Принцем Танненшток, конечно, не был, но танцевал хорошо. Это Лиза заметила даже сквозь алкогольные пары, порядком мешавшие сосредоточиться. Было так хорошо и весело, что, собственно, и сосредотачиваться не хотелось.

– Ух ты! – воскликнула она, когда кавалер проделал очередное ловкое па. Причем Лизавета была уверена, что воткнется головой в паркет, а вместо этого ее просто ловко крутанули и вернули в горизонтальное положение.

– Я ходил на бальные танцы, – гордо сообщил Даниэль и добавил: – В детстве.

– Молодец, – похвалила Лизавета, мучительно сглатывая. После танго салат в желудке основательно взболтался и норовил выплеснуться обратно. Это мешало общаться на светские темы. Она томно смотрела в сторону, лихорадочно вычисляя дамскую комнату.

Танненшток расценил начавшееся у спутницы косоглазие по-своему. Наверное, пора переходить к более активным действиям.

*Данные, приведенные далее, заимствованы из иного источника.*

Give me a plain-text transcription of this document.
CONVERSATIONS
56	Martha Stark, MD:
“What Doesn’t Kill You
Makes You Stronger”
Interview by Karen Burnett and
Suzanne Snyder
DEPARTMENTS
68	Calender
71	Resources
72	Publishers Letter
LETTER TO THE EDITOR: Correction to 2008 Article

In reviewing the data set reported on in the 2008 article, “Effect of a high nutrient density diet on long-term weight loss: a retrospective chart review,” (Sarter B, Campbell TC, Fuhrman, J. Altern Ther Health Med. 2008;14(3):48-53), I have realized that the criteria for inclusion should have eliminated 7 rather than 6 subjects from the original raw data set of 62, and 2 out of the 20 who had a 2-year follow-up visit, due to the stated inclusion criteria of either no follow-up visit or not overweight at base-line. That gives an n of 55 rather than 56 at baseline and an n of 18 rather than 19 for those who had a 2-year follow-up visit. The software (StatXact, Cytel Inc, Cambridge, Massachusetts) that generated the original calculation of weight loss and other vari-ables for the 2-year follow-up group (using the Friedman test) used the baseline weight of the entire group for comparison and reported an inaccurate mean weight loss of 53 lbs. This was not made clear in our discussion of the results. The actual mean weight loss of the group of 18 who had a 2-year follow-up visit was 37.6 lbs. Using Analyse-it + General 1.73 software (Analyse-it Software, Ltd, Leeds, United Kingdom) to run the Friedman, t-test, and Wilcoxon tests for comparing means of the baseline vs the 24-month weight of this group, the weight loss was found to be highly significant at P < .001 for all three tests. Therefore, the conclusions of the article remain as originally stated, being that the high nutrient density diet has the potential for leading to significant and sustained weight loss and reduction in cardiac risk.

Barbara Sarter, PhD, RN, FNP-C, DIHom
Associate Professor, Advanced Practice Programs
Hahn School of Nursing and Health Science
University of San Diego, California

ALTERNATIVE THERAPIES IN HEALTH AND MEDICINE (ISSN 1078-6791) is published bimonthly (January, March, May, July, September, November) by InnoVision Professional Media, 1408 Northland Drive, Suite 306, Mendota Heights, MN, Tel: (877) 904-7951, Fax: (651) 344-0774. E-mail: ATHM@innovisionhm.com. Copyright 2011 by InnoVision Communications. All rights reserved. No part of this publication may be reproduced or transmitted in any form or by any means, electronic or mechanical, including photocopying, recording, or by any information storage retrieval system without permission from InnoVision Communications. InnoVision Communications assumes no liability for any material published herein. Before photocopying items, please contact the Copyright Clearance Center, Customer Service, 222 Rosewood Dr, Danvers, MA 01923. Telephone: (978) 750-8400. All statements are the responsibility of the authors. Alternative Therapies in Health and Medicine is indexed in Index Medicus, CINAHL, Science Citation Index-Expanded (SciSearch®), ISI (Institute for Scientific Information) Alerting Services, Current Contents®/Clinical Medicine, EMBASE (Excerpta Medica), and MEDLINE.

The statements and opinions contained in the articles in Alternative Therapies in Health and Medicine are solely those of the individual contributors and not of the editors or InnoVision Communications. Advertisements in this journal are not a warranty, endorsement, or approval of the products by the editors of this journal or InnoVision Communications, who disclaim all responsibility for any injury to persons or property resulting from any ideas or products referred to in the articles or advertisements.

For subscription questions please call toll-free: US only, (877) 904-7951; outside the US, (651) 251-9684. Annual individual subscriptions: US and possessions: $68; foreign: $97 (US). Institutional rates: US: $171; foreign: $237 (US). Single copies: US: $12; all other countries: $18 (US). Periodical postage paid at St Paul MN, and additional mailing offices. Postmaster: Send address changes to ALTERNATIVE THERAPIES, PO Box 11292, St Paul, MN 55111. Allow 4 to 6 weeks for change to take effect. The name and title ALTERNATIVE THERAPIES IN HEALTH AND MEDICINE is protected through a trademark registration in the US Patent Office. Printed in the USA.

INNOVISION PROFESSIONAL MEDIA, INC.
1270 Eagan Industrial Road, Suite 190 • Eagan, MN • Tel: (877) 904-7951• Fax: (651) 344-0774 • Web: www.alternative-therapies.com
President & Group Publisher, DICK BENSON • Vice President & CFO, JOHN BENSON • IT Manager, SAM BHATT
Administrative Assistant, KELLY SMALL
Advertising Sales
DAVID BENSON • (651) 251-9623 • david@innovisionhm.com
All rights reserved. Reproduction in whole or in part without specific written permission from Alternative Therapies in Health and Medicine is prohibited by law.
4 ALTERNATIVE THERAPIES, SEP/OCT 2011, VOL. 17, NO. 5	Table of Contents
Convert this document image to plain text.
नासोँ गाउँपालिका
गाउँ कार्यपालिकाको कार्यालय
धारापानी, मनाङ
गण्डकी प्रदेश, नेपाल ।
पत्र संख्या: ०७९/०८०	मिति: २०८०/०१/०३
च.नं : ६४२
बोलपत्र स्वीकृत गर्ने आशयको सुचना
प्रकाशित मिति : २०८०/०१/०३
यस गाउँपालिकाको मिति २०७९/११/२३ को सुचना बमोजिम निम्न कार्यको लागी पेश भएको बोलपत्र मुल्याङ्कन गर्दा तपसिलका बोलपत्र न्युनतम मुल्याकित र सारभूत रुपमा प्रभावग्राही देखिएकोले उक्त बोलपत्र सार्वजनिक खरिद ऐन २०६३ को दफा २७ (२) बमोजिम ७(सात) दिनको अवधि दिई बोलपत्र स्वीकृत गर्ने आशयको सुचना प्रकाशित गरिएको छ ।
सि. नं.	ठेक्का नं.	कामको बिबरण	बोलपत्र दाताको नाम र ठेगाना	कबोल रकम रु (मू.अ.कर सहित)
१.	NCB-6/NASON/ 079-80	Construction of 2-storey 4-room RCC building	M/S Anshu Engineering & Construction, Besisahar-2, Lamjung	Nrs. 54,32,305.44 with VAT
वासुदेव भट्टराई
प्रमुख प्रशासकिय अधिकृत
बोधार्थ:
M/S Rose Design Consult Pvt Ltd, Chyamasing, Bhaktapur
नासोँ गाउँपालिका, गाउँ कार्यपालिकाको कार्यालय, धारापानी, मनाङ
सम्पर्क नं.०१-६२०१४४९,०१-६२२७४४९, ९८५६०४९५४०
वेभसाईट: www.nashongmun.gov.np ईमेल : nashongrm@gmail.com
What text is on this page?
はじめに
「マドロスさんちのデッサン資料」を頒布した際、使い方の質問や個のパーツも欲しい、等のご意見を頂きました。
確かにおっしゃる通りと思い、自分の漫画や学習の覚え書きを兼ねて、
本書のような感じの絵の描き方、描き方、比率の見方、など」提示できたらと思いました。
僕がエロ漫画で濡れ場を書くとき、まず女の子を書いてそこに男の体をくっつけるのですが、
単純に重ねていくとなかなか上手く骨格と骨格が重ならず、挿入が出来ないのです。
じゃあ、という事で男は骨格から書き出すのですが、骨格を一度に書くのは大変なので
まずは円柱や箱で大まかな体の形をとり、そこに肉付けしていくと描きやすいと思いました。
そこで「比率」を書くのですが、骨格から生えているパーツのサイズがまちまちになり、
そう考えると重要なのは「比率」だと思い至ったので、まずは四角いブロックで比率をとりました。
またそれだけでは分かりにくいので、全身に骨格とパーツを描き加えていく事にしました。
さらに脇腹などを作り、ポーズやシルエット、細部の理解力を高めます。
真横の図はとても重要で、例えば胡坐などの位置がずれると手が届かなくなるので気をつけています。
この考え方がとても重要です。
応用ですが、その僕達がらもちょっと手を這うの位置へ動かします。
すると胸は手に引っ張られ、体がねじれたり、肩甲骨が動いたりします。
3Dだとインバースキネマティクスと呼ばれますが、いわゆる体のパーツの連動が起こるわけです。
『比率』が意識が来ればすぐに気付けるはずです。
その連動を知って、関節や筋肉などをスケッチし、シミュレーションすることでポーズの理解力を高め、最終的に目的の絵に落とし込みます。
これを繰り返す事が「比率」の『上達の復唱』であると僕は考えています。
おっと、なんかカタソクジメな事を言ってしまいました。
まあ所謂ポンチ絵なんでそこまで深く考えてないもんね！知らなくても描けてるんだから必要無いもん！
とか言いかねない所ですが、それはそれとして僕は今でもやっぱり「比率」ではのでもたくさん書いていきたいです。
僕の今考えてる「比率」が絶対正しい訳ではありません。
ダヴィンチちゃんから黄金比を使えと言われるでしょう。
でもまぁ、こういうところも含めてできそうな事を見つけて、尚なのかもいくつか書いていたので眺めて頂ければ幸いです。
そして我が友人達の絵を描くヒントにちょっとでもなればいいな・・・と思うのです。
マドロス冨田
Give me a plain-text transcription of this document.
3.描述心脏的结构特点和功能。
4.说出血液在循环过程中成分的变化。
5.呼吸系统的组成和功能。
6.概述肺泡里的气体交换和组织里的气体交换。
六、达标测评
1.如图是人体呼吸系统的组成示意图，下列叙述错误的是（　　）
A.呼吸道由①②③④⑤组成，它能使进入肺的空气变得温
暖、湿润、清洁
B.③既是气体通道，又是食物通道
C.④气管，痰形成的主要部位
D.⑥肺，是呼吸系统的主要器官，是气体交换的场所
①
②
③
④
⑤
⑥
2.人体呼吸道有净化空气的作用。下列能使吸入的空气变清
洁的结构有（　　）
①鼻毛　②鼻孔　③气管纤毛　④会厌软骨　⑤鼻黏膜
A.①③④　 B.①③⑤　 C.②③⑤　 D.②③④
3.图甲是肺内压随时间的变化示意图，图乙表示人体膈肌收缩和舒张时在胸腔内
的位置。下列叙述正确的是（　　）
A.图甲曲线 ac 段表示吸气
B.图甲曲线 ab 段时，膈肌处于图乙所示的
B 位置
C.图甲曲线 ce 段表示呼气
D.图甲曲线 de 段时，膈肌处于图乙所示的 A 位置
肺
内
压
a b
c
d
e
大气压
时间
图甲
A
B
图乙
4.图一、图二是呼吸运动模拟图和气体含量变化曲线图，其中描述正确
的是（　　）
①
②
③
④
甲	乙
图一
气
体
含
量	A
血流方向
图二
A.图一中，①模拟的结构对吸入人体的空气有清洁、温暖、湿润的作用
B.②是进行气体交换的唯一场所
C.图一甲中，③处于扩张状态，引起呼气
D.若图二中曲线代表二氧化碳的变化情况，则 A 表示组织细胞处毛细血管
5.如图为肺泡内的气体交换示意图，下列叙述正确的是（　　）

Не станет же приличная девушка сама напрашиваться на продолжение банкета.

– Поехали в номера! – Он решил быть прямолинейным, потому что, как известно, даже самые простые фразы женщины умудряются толковать превратно, а уж намеки и вовсе могут трансформироваться в нечто противоположное задуманному.

Лизавета, выросшая на классике советского кинематографа, согнулась пополам от хохота, вспомнив великолепного Кису Воробьянинова. Танненшток насторожился и даже приготовился обидеться. Ничего смешного он не сказал. Более того, предложение было слишком серьезным и обдуманным, даже всесторонне взвешенным, и тут вдруг буйное веселье, словно он удачно выступил на фестивале сатиры и юмора с сольным номером!